Le fait est que je n’arrive même pas à être surpris (oh, peut-être quand même par la vitesse à laquelle la déception est arrivée, et aussi par cette extraordinaire constance dans l’erreur). Je me suis inscrit au PS en 2006, parce que je voulais participer au vote interne et éviter la désignation de Ségolène Royal pour la Présidentielle. Ça a donné le résultat que l’on connaît (pourtant, hein, les sondages la donnait gagnante, initialement, hein !). À la primaire socialiste, j’ai soutenu Aubry parce que je n’avais aucun doute sur la victoire (faut dire que Kayzer Sözy avait fait ce qu’il fallait pour mobiliser le peuple de gauche), mais je voulais un candidat qui réussisse à ancrer durablement la gauche au pouvoir. Au niveau national, ça n’est jamais arrivé. Certes, Mitterrand a été élu deux fois consécutivement, mais au prix de deux cohabitations. Évidemment, Aubry semblait moins consensuelle que Hollande. J’ai quelques amis entre droite et gauche qui ont voté Hollande mais n’auraient pas voté Aubry. Mais je pense qu’elle aurait gagné contre Sözy sans plus de difficulté que Hollande. Et je pense que nous n’en serions pas là aujourd’hui. Oh, il doit y en avoir des milliers comme moi au PS, qui se sentent des Cassandre. Mon sentiment, c’est qu’on se trompe vivement en laissant choisir le candidat par le peuple (je ne parle pas de l’élection présidentielle – quoi que – mais de l’investiture). Avant, le bureau politique désignait le candidat et on ne discutait pas. Puis on a fait voter les militants PS. Maintenant « le peuple de gauche ». Bah, la prochaine fois, on demande juste à IPSOS et ça coûtera moins cher.

À la tête du PS, Hollande n’avait eu de cesse d’essayer de ménager chaque sensibilité et écopa d’une réputation (méritée) d’indécis. Qui peut s’étonner de sa prestation tout aussi fade à la tête de l’état ?! « Tout être tend à persévérer dans l’être… »
Ce qui est fascinant avec Hollande, c’est son obstination à ne vouloir blesser personne (à l’exception notable du mariage pour tous – encore qu’il ait sorti sa grosse connerie sur le droit de conscience, tellement typique). Le problème, c’est qu’il recule devant des personnes qui de toute façon ne voteront pas pour lui et que, dans le même temps, il désespère son propre électorat.

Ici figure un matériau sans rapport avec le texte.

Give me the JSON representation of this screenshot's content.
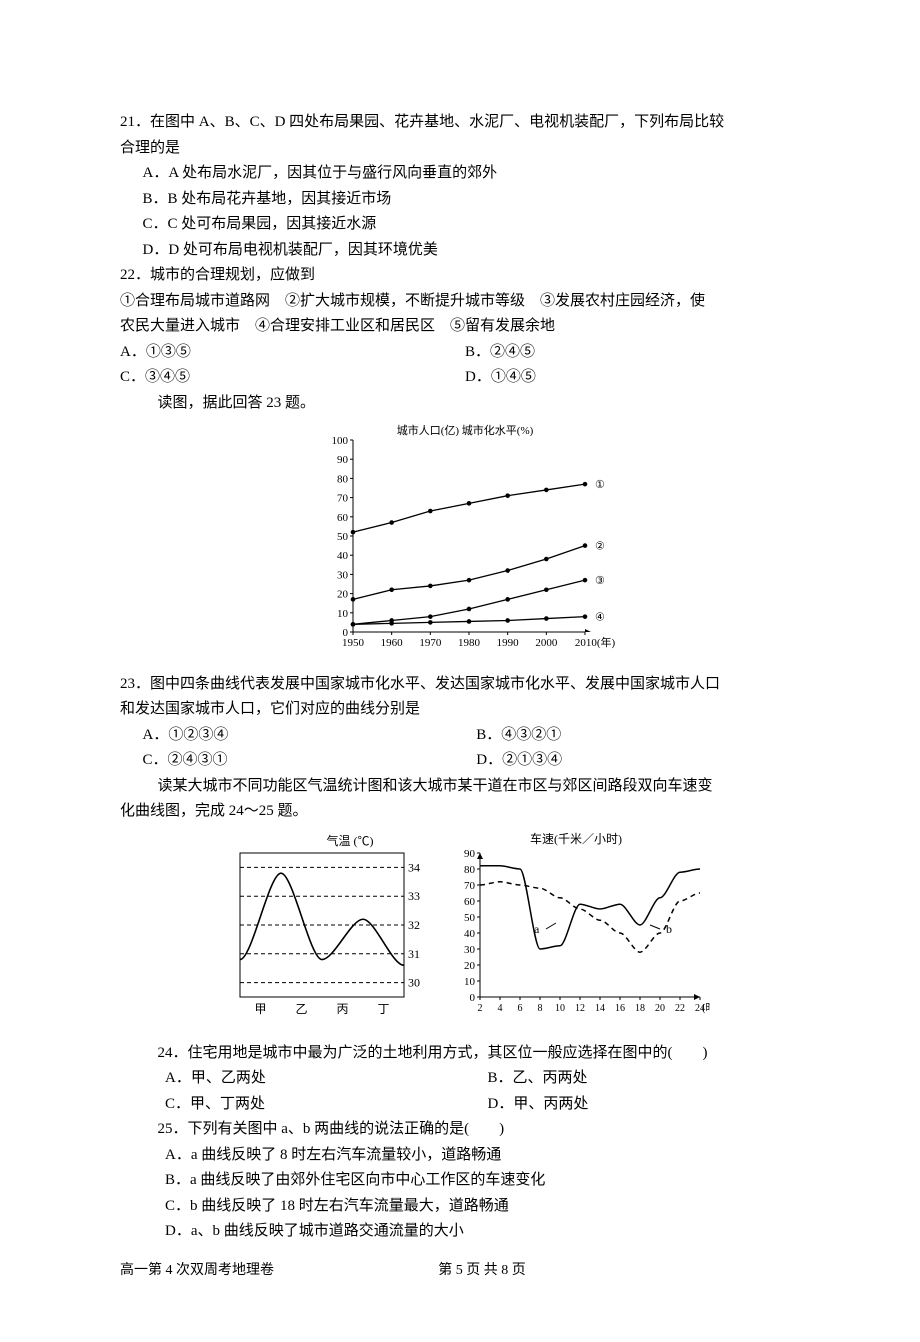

Il perd sur les deux tableaux.

La reculade sur la loi Duflot est une énième illustration pathétique des conneries que fait ce gouvernement de gauche (ça va devenir suspect de le désigner comme tel). Ça ne va pas changer d’un iota la situation économique du pays (contrairement à ce qu’affirme le lobby des promoteurs), mais ça va bien continuer d’accroître les difficultés sociales du peuple.

Alors, moi, que fais-je ? Je ne vire pas ma cuti, j’ai toujours été de gauche « sociale démocrate », je vomis la démagogie de Mélenchon, je ne crois pas à la viabilité des solutions de « la gauche de la gauche », je partage un socle commun avec les écolos mais je me sens clairement de sensibilité socialiste. Alors dans cette situation schizophrénique où je n’arrive pas à soutenir le seul parti que je me sens capable de soutenir, je fais l’autruche, je me réfugie dans mon petit confort de bourgeois de gauche, et je répète comme il y a 7 ans :

— Mignonne, et si nous allions tirer un coup plutôt ?


Illustration : © 2012 Aeric Meredith-Goujon
  1. Cf. cette archive.
  2. Faut-il rappeler la branlée électorale reçue lors des deux dernières élections ? Peut-être que oui, vu à quel point le Français a, politiquement, la mémoire courte – pas toi, bien sûr, ami lecteur. Ou bien simplement évoquer l’ambiance tendue de l’Université d’été du PS au lendemain de la nomination du gouvernement « Valls 2 ».
  3. Hélas encore, ces veaux de Français n’ont aucune réticence à élire et réélire les politiques les plus corrompus et à la morale abjecte.
  4. Selon le sondage le plus récent que j’ai pu me mettre sous la main.